I hate the Red Sox as much as anyone, and I think that it is more likely than not that both Manny and Ortiz (and probably Schilling, Beckett, and Papelbon) all juiced. In my view, however, that takes nothing away from their championships, just as the alleged drug use of Glaus (and any other Angel) takes nothing away from ours.

This is simply a sad reflection of our time. MLB and Bud Selig tried to — and did — sucker us into believing that the impossible was happening on the field day after day and year after year. The only thing that would surprise me now is if an elite player — any elite player — was in fact clean over the past two decades.

by Brody on May 7, 2009 6:12 PM PDT reply actions  

Vic Conte

was in Tower of Power for a while, so it’s always weird to see his name in this other context.

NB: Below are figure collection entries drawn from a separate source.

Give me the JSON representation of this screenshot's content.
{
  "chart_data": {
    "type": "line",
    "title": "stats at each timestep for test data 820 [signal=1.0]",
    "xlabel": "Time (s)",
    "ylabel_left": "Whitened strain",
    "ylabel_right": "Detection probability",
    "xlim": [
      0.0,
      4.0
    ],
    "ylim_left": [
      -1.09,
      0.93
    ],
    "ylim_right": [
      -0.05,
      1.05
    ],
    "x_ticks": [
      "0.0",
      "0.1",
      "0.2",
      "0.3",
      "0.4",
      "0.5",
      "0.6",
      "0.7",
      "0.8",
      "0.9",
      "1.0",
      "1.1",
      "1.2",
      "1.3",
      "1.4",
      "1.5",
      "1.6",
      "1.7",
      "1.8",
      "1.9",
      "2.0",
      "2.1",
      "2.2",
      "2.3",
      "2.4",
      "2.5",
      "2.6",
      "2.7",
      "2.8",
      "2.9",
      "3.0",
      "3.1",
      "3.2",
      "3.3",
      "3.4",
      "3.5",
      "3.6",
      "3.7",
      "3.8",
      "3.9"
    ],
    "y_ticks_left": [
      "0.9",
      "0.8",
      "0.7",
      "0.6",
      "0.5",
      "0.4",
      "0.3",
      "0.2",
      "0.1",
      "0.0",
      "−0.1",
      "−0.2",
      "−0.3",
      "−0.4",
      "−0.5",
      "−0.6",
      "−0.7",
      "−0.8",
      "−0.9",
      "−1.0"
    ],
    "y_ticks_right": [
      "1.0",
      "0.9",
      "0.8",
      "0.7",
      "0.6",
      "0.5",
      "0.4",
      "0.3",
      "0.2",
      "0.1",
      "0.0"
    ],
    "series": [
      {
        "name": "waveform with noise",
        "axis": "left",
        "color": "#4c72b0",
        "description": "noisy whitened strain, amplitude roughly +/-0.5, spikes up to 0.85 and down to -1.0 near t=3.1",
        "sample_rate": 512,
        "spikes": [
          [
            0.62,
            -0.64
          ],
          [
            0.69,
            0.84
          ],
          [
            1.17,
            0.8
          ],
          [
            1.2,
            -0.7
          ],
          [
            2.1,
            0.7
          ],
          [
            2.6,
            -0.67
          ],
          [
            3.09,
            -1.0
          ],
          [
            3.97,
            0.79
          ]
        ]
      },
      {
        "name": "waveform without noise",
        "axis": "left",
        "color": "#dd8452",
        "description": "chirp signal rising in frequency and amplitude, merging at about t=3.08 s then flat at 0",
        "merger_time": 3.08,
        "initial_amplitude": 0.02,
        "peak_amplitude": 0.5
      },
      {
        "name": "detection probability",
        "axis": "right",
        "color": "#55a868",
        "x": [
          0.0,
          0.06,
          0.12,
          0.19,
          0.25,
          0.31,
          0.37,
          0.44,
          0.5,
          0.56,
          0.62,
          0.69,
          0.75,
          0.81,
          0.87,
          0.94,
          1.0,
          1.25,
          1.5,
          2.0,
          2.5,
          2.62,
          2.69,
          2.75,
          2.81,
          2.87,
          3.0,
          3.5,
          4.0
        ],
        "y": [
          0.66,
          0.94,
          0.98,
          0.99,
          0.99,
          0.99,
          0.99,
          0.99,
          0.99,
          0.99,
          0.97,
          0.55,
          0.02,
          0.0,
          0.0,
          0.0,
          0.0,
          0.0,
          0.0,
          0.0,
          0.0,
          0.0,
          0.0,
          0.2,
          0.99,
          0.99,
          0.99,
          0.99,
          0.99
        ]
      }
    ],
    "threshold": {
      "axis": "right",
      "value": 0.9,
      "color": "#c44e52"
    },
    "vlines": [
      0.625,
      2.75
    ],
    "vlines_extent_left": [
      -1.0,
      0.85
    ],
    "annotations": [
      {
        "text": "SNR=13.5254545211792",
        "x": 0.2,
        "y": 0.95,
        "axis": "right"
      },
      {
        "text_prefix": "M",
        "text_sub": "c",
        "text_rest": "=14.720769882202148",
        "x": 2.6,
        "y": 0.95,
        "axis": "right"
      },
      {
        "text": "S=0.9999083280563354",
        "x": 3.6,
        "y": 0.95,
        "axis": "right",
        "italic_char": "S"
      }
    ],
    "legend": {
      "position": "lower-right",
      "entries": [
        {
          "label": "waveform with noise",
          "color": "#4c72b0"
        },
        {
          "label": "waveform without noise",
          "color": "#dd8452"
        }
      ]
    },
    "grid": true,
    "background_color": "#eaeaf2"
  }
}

Then again, that may be where he got his drug expertise. . . .

In memoriam Nick Adenhart

by rspencer on May 7, 2009 6:27 PM PDT up reply actions  

What's this nonsense about innocent until proven guilty?

The drug test is ‘proven guilty’ to me. More than enough proof, even if it’s not for a court of law.

by Caseys Kiss of Death on May 7, 2009 6:54 PM PDT reply actions   1 recs

YES!

I was trying to explain this same thing to my idiot apologist Doyer-fan friend earlier today.

I didn’t get through.

I could not understand why he was DEFENDING ManRam.

Rec’d

RIP Nick Adenhart, #34

by Higz on May 7, 2009 8:54 PM PDT up reply actions  

oh, you aren't in jail for message board threats...

i thought that was why you disappeared for a while — in custody.

Make some noise already people. Come on!

by Downing Rules on May 8, 2009 2:27 PM PDT up reply actions  

I made the Kent Bottenfield fanshot

remember?

But no, released on bond and now Roman Polanski’ing it up, fightin’ extradition. Fuck yeah!

Me: 1
Legal system: 0

by Caseys Kiss of Death on May 8, 2009 11:07 PM PDT up reply actions  

Tee hee

I spent the whole workday next to my coworker Saul who was wearing his 99 shirt. How serendipitously amusing for me! He was soooo embarrassed.

"I've got more action than my man John Woo
And I've got mad hits like I was Rod Carew" - Shure Shot, The Beastie Boys

by Zoe Necrosis on May 7, 2009 11:36 PM PDT reply actions  

This says alot:
“I have used hCG numerous times,” Radomski told ESPN.com. "It works great. You feel great. After you come off a [steroid] cycle, your body doesn’t crash. It turns your [testosterone] production back on. It gives you more energy. It makes you feel like you’re still on a cycle.

“Typically, people who use hCG have abused drugs. Their bodies have shut down. A perfect example is Canseco. He went across the border to get it. He admitted that he abused his body. People who stay on long [steroid] cycles would have to take it. People who go on short cycles or don’t use [steroids] that much can get away without having to use hCG.”

(Source)

Let's do this for Nick Adenhart, Courtney Stewart, and Henry Pearson.